- Born: Caroline Eleanor Gascoigne July 1888 Devon
- Died: 1984
- Occupation(s): Teacher, physical educator

= Cara Gascoigne =

British physical educator

Caroline "Cara" Eleanor Gascoigne (3 July 1888 – 1984) was a British physical educator. From 1912 to 1921, she coached at Sweet Briar College, as director of physical training; under her leadership, Sweet Briar students played in the first women's intercollegiate hockey, basketball, and lacrosse games ever held in Virginia. She was inducted into the Sweet Briar College Athletics Hall of Fame posthumously, in 2007.

== Early life ==
Gascoigne was born in Devon, the daughter of William Birch Gascoigne and Caroline Malet Veale Gascoigne. Her father was a clergyman; her mother was born to English parents in South Africa. Cara Gascoigne attended Queen Anne's School, Caversham in 1907, and graduated from the Bergman-Österberg Physical Training College in Dartford, Kent, where she was a classmate of fellow lacrosse coach Rosabelle Sinclair.

== Career ==
Gascoigne was director of physical training at Sweet Briar College from 1912 to 1923, except while she was serving as a W.A.A.C. during World War I. During and after the war, she worked with convalescent soldiers in England.

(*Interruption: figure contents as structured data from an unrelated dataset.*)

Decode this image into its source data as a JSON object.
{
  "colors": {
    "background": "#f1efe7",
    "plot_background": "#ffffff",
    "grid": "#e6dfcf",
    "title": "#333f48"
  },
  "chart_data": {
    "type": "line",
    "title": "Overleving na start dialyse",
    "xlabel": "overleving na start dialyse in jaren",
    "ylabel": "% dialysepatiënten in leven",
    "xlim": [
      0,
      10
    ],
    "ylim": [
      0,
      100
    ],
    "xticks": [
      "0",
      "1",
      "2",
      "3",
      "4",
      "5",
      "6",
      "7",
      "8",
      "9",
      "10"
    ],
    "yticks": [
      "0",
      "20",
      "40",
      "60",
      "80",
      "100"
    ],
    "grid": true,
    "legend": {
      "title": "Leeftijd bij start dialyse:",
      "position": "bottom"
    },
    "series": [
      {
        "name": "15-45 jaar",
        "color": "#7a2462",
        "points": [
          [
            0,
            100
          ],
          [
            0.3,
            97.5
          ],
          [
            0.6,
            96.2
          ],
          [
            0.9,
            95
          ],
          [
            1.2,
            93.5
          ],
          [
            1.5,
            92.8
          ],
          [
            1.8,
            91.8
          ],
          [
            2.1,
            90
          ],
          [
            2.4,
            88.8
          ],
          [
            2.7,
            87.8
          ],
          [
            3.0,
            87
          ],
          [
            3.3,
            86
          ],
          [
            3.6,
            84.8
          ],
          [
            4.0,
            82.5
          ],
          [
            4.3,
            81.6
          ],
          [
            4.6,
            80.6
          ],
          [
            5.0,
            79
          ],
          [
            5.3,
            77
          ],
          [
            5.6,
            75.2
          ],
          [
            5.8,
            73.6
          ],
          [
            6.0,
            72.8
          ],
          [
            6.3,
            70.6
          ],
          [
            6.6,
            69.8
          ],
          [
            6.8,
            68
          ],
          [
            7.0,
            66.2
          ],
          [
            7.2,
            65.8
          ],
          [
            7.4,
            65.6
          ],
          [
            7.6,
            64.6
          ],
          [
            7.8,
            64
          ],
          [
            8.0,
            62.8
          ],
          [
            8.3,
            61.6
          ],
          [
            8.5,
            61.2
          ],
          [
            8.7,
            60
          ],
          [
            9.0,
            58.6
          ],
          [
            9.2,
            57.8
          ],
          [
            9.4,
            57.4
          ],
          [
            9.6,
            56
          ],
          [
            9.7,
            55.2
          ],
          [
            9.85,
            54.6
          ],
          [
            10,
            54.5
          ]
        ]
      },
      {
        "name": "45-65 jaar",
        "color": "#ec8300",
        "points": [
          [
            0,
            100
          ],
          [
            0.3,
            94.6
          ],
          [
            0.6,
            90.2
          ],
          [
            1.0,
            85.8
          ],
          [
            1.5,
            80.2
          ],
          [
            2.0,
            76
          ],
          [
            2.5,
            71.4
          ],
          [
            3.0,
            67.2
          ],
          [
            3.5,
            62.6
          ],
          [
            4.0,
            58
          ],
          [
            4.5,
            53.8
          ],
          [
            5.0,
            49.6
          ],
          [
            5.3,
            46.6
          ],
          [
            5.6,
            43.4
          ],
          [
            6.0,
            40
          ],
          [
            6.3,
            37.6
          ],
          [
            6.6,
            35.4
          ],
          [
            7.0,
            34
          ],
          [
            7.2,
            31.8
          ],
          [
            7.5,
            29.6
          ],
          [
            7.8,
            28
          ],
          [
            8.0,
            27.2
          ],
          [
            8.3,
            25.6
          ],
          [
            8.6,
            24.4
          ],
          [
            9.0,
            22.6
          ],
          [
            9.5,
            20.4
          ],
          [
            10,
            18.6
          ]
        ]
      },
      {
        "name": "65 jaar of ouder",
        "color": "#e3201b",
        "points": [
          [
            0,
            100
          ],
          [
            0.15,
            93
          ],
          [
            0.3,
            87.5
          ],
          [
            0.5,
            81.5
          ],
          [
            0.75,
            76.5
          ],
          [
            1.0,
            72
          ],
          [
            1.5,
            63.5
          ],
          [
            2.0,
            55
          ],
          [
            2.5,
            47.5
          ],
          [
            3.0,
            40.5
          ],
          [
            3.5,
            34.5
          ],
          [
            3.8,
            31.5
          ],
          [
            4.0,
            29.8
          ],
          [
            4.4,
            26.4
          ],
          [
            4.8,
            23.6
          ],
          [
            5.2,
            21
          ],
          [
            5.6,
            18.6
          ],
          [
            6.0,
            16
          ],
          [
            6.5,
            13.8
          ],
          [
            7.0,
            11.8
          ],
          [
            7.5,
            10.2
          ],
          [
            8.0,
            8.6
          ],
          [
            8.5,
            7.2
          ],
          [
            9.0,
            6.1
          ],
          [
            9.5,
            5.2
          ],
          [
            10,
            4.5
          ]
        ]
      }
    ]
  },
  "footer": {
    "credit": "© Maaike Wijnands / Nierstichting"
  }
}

During her time at the college, she started one of the first women's lacrosse clubs in the United States. She also played violin in Sweet Briar's orchestra, appeared in campus dramatics, and taught lacrosse at a girls' summer camp in Hancock, New Hampshire. She coached her students in Virginia's first women's intercollegiate sports events, in field hockey and basketball. After 1923, she returned to England and taught at her alma mater Queen Anne's, where she continued to coach women's lacrosse and play violin "in several orchestras", and in Eastbourne rode her bicycle regularly into her eighties.

== Personal life ==
Gascoigne died in 1984, in her nineties, in England. She was inducted into the Sweet Briar College Athletics Hall of Fame in 2007. She is also in the Bergman Österberg Union Hall of Fame.